Emanuele Trevi dopo aver vinto il Premio Strega 2021 con “Due vite” (Neri Pozza) è andato in tour. Lo chiamo e risponde da un treno in corsa, la sua voce si perde inghiottita dalle frequenze mente stiamo parlando, poi quando mi rifaccio vivo è occupato, capisco che è indaffarato, corre dalle Dolomiti alla Sicilia, mi dice che sta andando in Salento. Festival letterari, incontri con i tanti pubblici che vogliono sentire la viva voce dello scrittore che ha vinto il più prestigioso premio letterario italiano. Gli scrivo inviandogli delle domande.
Le lettere di “Due vite”
Due giorni dopo mi chiama dicendomi scherzoso: “via mail rispondo a quelli che non mi stanno antipatici. Cominciamo”. Nel suo libro racconta la vita di due amici scrittori prematuramente scomparsi, Rocco Carbone e Pia Pera, scrittrice e traduttrice dal russo, con la quale si scambia molte lettere. Lei viaggia parecchio, nel 1995 gli invia una corrispondenza da Londra, “descrive una sera passata in uno strano club di Londra in compagnia di un amico con una grande gobba”, oppure spedisce le sue lettere dall’America. “Mi colpiva proprio l’incertezza del viaggio che facevano per arrivare, la capacità delle vecchie lettere di arrivare da posti incredibili, non si sapeva mai se sarebbero davvero arrivate a destinazione, era un prodigio quotidiano” dice, “arrivavano nei luoghi di vacanza, nei posti più incredibili” racconta meravigliato.

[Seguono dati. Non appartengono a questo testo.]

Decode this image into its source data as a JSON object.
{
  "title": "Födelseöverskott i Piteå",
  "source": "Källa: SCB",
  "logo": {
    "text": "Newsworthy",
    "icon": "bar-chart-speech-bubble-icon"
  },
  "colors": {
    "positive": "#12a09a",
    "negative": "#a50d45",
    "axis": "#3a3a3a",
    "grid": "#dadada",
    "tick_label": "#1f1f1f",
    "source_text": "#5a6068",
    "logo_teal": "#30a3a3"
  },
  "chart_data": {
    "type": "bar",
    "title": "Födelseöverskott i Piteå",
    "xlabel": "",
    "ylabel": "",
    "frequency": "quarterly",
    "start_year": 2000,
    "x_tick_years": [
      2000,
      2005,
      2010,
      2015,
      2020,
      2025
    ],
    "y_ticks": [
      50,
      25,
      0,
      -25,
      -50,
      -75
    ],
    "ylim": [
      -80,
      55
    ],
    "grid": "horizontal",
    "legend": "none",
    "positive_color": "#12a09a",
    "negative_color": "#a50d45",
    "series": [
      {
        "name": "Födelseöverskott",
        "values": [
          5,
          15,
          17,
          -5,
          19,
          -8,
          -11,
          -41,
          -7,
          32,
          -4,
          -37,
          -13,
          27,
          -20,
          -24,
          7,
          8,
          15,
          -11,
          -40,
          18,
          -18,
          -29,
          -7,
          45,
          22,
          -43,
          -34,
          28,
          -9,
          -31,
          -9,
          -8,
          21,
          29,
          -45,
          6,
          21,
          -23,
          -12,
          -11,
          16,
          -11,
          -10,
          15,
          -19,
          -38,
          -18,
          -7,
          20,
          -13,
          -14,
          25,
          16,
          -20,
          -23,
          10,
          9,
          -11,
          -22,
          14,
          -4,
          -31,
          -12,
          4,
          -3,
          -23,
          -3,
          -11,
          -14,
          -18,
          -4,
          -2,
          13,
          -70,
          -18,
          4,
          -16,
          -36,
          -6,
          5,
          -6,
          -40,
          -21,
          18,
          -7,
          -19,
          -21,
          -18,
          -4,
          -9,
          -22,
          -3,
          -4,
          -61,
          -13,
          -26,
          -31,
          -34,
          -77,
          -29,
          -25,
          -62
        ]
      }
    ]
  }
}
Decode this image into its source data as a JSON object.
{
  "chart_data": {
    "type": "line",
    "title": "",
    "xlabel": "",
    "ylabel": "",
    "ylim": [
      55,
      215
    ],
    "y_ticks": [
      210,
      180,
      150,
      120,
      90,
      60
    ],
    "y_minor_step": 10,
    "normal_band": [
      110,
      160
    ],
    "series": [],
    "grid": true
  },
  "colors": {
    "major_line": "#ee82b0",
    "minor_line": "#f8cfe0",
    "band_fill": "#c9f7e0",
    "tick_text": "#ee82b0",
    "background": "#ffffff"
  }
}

“La carta tridimensionale”
Per lui come per molti altri scrittori scrivere lettere è stata una palestra prima di perdersi nel mare magnum della letteratura, “le prime cose che ho scritto erano proprio delle lettere agli amici, invece negli amori non volevo mettere nero su bianco cose che non potevo promettere, lo consideravo pericoloso”, ammette, schivava quelle insidie, le parole che restano, “le prime lettere le scrissi a un caro amico in Piemonte, un altro a Napoli, a volte anche gli amori estivi si trasformavano in lettere”, prima di estinguersi definitivamente. Dice che le mail sono molto simili, hanno trasferito l’anima delle corrispondenze nella rete, “manca però l’unicità dell’oggetto, la consistenza fisica, mancano i francobolli” lamenta Emanuele Trevi, “che non si vendono più neanche nelle tabaccherie, pensavamo che la carta fosse bidimensionale in un mondo non digitale, invece è tridimensionale”.
La corrispondenza con altri scrittori
Ogni tanto la voce si perde. Immagino Emanuele Trevi in una stanza di albergo, una delle tante stanze delle altrettante città dove molti scrittori vivono nomadi per portare il proprio libro in pubblico. Gli ricordo che Kafka pensava che le sue lettere fossero “bevute dai fantasmi lungo il tragitto”. Dice che ha riletto quelle scritte alla fidanzata Milena, ma non lo hanno entusiasmato, invece ha amato molto quelle della poetessa Marina Cvetaeva, “Il paese dell’anima” e “Deserti luoghi”, quelli che chiama “i due volumi Adelphi”, gli piacciono perché l’autrice “è una grande anima, ha il talento epistolare” dice con ammirazione, sono lettere verosimili, mentre in genere nei romanzi epistolari sono finte, a parte “Le relazioni pericolose” di Choderlos de Laclos, un libro fantastico”. Ne ha scambiate molte anche con altri scrittori, ma di tutte ricorda quelle di Giovanni Raboni, “gli avevo inviato delle poesie giovanili, ero uno sconosciuto, mi rispose gentilissimo dandomi consigli sullo scrivere in versi, quelle lettere mi hanno commosso”. Ma in assoluto non è stato un grande scrittore di missive, “vivendo a Roma la gente si incontra, abbiamo meno epistolari di voi” dice prima di lasciarci, intendendo quelli che come me vivono nelle tante provincie italiane una volta irraggiungibili, prima dell’era di internet e quella che hanno chiamato “la fine della distanza”.